Gesellschaftliche Verantwortung heißt für die FernUniversität, die Freiheit von Forschung und Lehre nicht nur zu verteidigen, wenn sie akut angegriffen wird, sondern ihre Voraussetzungen im Alltag mitzugestalten: In der Auswahl von Themen, in der Art und Weise, wie wir Meinungsverschiedenheiten untereinander konstruktiv austragen, und in den Schutzräumen, die wir für verletzliche Positionen bereitstellen. Die Perspektive der „digitalen Kultur“ macht dabei besonders deutlich, wie sehr sich Konflikte um Demokratie und Wissen heute in digitalen Öffentlichkeiten verdichten – und wie wichtig es ist, diese Räume aktiv und reflektiert zu nutzen.

Die eLecture-Series stellt Erfahrungen, Analysen und institutionelle Strategien nebeneinander und lädt dazu ein, aus ihnen gemeinsame Lernprozesse zu entwickeln.
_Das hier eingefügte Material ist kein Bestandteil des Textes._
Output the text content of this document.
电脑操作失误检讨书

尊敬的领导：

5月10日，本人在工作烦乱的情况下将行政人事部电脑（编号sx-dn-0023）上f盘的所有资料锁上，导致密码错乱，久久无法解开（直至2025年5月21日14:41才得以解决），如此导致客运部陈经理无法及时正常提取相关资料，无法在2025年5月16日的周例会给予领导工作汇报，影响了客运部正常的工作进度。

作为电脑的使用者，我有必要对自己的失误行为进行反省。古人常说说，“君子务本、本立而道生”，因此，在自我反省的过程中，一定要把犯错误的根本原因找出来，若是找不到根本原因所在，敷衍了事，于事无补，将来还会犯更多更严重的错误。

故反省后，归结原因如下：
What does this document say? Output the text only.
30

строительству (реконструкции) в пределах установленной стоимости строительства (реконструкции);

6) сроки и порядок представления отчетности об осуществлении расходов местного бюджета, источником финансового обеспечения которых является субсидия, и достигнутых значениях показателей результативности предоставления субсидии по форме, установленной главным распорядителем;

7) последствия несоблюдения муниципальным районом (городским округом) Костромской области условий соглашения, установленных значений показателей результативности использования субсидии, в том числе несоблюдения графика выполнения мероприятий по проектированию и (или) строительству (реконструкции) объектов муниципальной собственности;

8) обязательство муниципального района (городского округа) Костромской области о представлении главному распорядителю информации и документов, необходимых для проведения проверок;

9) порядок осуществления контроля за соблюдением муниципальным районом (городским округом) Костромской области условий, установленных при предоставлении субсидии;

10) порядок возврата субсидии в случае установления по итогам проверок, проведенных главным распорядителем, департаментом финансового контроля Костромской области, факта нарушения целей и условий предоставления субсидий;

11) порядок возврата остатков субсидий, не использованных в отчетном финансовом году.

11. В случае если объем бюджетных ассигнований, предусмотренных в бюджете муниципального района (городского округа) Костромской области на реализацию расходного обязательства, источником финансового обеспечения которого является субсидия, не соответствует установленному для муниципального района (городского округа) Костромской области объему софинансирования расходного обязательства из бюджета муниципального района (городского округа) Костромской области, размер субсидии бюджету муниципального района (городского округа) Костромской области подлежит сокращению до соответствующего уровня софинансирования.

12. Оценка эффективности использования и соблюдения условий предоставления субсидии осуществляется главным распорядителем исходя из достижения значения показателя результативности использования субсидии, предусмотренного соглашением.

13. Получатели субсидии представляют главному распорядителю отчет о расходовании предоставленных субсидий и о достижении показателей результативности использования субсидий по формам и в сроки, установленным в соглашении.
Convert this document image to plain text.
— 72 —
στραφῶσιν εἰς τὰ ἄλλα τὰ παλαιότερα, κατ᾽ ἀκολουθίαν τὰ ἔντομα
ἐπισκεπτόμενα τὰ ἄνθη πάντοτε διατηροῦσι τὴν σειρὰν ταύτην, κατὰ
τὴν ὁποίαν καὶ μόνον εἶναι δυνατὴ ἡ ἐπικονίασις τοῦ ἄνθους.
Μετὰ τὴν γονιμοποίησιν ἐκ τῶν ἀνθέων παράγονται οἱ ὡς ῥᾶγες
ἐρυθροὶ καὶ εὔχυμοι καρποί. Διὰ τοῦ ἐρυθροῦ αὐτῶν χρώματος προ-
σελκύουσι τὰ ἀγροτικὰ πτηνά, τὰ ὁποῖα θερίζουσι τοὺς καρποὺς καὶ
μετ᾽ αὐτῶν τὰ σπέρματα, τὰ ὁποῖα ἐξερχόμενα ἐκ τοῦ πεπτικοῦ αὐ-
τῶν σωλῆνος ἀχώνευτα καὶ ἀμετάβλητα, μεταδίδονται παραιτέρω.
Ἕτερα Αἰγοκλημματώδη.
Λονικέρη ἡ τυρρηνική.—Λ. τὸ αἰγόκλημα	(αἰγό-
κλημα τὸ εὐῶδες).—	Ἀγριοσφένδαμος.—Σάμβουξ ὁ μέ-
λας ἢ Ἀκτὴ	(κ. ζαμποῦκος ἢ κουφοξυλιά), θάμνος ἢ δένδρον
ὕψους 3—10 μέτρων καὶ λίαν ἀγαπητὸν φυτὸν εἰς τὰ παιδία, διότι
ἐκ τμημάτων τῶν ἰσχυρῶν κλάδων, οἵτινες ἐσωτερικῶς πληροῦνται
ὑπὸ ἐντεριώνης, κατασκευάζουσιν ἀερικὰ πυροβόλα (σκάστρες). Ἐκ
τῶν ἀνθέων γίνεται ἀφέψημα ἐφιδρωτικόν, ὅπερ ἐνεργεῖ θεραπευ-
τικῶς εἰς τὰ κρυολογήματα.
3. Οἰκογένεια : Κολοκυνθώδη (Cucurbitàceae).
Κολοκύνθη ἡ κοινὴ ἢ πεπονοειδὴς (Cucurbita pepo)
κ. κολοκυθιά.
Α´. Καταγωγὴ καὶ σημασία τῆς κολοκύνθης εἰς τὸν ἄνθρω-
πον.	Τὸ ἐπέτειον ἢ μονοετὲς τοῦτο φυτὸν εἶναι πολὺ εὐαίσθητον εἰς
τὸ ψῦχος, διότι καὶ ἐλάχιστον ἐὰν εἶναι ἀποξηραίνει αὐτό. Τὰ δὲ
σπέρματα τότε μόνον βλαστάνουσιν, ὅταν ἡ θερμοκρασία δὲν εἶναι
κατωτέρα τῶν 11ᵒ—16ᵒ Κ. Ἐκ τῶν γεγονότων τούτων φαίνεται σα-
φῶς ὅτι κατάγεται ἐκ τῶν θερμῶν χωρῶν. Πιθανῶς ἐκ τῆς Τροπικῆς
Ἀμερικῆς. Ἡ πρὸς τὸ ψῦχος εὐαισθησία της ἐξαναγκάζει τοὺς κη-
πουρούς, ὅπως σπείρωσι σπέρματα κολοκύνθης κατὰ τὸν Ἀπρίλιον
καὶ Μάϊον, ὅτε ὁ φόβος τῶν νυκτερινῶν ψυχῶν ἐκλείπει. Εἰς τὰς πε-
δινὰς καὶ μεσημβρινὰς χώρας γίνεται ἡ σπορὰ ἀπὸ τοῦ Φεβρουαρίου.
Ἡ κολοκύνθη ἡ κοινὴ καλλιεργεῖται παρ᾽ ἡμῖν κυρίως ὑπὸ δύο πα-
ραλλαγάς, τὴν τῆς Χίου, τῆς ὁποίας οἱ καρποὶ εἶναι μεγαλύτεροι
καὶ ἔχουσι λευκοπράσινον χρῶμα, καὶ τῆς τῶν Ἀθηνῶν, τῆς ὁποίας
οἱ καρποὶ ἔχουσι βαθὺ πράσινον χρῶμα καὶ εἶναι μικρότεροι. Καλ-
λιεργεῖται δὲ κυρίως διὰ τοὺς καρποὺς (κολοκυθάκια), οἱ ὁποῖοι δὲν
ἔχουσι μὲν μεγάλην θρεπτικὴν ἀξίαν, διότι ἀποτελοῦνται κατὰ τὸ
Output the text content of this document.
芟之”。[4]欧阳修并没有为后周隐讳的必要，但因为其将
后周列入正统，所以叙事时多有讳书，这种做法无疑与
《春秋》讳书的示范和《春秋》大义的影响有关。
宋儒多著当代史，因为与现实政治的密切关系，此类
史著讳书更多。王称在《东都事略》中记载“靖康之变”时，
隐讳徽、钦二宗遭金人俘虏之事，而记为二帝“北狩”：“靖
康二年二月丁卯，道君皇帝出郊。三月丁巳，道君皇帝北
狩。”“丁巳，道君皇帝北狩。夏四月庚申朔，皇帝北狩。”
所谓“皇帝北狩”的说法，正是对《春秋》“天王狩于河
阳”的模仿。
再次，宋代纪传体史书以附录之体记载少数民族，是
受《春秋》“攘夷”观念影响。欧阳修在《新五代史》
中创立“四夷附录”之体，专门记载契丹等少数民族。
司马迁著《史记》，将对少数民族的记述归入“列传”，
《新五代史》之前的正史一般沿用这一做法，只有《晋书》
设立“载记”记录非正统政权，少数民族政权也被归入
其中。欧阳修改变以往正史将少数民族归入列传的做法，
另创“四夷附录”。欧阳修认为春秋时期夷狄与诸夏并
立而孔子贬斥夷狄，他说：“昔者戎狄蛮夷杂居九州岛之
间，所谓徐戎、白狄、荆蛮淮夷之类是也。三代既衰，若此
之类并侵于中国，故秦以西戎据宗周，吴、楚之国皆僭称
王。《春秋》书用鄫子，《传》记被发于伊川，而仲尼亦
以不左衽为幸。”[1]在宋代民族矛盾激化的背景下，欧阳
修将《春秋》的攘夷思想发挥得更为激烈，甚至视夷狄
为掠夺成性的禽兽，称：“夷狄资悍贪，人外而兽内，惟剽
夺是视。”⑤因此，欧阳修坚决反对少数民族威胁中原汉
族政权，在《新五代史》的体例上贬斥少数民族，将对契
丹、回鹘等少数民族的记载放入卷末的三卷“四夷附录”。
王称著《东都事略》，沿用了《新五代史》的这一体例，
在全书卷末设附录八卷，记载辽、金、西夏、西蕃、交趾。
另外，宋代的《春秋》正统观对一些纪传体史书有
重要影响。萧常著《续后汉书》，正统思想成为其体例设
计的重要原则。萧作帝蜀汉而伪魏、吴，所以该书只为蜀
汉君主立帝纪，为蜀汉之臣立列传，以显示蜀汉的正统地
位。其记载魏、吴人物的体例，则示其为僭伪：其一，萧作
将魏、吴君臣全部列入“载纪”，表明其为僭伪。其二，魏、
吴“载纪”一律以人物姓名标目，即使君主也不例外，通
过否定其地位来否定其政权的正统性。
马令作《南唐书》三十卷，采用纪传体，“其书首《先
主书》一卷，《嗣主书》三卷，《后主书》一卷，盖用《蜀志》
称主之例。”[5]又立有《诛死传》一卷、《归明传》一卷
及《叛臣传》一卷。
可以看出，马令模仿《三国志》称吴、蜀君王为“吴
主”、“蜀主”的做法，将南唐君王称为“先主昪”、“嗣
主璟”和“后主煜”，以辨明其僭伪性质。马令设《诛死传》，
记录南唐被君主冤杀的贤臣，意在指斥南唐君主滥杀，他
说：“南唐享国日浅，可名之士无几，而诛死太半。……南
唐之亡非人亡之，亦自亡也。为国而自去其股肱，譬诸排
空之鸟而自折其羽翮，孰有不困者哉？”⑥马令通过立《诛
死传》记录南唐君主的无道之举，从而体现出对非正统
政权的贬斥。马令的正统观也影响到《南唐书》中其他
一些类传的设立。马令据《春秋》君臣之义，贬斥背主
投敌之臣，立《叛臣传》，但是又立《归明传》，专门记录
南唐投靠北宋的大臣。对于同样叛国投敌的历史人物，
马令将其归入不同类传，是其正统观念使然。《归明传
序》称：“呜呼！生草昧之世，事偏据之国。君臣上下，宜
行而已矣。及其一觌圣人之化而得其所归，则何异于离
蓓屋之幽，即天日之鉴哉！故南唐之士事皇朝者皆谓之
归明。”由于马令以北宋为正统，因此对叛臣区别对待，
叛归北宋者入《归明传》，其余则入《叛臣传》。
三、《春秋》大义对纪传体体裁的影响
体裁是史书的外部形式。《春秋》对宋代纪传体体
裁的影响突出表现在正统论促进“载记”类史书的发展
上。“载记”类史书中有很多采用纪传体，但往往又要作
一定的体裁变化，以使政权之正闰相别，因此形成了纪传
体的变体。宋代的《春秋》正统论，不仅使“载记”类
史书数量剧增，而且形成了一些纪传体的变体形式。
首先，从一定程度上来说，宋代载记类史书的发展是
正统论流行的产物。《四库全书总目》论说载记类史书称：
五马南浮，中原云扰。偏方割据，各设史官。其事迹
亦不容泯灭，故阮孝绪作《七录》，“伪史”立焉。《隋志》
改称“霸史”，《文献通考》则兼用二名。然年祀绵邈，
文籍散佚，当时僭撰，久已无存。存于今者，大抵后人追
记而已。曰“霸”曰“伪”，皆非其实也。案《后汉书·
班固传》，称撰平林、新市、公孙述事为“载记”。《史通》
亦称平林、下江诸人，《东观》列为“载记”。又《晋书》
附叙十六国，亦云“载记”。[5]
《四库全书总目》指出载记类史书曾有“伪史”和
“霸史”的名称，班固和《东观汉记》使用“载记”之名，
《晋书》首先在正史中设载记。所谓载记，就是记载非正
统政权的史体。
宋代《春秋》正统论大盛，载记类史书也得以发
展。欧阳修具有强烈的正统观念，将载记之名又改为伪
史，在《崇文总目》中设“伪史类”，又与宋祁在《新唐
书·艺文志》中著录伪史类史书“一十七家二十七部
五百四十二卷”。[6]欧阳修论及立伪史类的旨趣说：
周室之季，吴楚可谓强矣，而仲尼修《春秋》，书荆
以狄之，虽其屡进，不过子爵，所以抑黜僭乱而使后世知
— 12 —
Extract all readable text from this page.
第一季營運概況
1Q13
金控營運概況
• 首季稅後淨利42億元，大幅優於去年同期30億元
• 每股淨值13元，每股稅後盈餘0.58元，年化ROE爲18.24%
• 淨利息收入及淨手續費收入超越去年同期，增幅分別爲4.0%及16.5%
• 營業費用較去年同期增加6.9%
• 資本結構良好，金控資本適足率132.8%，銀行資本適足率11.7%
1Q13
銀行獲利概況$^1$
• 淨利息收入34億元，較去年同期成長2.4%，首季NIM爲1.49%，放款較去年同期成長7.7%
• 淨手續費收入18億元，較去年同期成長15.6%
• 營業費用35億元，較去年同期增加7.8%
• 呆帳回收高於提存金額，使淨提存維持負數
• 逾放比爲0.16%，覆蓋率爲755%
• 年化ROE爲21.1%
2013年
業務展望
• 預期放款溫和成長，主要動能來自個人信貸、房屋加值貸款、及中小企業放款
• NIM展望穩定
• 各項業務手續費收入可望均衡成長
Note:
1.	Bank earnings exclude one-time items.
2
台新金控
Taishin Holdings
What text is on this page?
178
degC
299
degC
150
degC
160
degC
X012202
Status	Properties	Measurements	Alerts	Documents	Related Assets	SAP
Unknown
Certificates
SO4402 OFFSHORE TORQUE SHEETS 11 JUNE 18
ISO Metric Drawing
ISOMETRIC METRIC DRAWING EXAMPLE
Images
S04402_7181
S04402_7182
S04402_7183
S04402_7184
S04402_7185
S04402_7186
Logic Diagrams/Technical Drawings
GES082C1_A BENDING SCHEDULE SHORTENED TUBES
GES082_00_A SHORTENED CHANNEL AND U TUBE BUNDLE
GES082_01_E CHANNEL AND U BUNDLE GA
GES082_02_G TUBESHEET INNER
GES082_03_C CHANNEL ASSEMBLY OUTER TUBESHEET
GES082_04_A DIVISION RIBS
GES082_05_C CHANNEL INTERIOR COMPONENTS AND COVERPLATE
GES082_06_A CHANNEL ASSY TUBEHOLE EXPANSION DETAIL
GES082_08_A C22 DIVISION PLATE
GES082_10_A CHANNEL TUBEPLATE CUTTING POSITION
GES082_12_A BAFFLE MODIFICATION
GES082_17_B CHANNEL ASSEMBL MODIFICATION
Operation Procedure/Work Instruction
Sie fragt nicht nur, wie antidemokratische Angriffe funktionieren, sondern auch, was Hochschulen selbst tun können, um resilienter zu werden: im Umgang mit Hass und Desinformation, in der Unterstützung von Betroffenen, in der Stärkung einer Kultur des Widerspruchs, die klar gegen Menschenfeindlichkeit steht und zugleich wissenschaftliche Kontroversen ermöglicht.

Für die FernUniversität knüpft diese Reihe an bestehende Initiativen zur Stärkung demokratischer Kultur und zur Zusammenarbeit mit gesellschaftlichen Partnern an. In diesem Sinne verstehe ich die eLecture Series auch als ein weiteres wichtiges Angebot, Impulse aus der wissenschaftlichen Auseinandersetzung in diese Kontexte hineinzutragen – und umgekehrt Erfahrungen aus Praxisfeldern zurück in die Universität zu holen.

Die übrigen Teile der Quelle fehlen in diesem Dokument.